Because the “smell map,” or “metric” predicts the similarity of any two odorants, it can also be used to predict how an odorant will ultimately smell. For example, any novel odorant that is within 0.05 radians or less from banana will smell exactly like banana. As the novel odorant gains distance from banana, it will smell banana-ish, and beyond a certain distance, it will stop resembling banana.
Think color mapping but with smell
The team is now developing a web-based tool. This set of tools not only predicts how a novel odorant will smell, but can also synthesize odorants by design. For example, one can take any perfume with a known set of ingredients, and using the map and metric, generate a new perfume with no components in common with the original perfume, but with exactly the same smell. Such creations in color vision, namely non-overlapping spectral compositions that generate the same perceived color, are called color metamers, and here the team generated olfactory metamers.
The study’s findings are a significant step toward realizing a vision of Prof. David Harel of the Computer and Applied Mathematics Department, a co-author of the study: Enabling computers to digitize and reproduce smells.
Environmental remediation using odor tech
In addition, of course, to being able to add realistic flower or sea aromas to your vacation pictures on social media, giving computers the ability to interpret odors in the way that humans do could have an impact on environmental monitoring and the biomedical and food industries, to name a few.

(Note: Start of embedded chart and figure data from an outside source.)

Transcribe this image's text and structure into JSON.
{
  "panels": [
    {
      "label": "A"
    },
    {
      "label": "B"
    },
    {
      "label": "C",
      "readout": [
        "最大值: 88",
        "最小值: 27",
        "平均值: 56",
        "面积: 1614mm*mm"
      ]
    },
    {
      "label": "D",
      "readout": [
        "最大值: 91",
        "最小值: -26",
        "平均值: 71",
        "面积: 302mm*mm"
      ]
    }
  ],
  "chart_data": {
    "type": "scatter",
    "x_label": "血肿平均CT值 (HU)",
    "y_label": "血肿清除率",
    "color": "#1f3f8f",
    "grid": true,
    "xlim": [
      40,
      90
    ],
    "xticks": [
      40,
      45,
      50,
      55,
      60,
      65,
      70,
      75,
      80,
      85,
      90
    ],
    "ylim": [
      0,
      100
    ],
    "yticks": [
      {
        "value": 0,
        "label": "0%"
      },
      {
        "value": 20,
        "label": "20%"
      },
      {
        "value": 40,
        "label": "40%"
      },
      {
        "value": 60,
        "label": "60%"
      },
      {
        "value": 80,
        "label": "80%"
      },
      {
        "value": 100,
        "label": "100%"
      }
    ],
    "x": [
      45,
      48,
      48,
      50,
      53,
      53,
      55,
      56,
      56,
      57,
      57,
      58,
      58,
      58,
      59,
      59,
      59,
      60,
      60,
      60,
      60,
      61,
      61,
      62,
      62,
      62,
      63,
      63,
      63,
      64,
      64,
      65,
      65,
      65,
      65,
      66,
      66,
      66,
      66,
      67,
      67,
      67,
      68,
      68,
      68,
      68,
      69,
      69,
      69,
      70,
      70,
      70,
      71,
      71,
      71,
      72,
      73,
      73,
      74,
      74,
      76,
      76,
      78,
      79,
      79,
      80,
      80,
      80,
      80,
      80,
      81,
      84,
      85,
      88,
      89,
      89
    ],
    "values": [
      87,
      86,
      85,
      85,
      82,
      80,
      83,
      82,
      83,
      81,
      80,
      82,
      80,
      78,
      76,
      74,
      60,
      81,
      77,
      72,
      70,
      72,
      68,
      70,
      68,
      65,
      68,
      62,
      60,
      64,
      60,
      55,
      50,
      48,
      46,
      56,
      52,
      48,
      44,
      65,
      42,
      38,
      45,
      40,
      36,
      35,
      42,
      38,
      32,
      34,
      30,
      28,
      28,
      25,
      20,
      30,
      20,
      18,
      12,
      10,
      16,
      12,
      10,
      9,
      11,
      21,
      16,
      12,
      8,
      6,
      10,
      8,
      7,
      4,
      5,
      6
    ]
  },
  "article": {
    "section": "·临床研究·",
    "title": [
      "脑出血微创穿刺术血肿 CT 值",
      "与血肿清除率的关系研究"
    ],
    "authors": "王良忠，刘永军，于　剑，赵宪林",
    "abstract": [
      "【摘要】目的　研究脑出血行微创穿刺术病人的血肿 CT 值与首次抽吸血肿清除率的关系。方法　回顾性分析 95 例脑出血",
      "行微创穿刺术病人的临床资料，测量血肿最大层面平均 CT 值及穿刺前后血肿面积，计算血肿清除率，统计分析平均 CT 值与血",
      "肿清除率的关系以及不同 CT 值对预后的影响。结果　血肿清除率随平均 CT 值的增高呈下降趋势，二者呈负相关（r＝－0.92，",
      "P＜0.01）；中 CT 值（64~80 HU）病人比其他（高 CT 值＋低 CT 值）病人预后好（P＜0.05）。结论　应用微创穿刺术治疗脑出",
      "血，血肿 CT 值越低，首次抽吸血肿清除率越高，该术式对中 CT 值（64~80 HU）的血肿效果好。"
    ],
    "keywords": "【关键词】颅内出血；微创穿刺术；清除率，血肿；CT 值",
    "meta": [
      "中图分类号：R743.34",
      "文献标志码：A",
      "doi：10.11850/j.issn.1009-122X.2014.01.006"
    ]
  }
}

Still, master perfumer Christophe Laudamiel, who is also a co-author of the study, remarks that he is not concerned for his profession just yet.
Sobel concludes: “100 years ago, Alexander Graham Bell posed a challenge. We have now answered it: The distance between rose and violet is 0.202 radians (they are remotely similar), the distance between violet and asafoetida is 0.5 radians (they are very different), and the difference between rose and asafoetida is 0.565 radians (they are even more different). We have converted odor percepts into numbers, and this should indeed advance the science of odor.”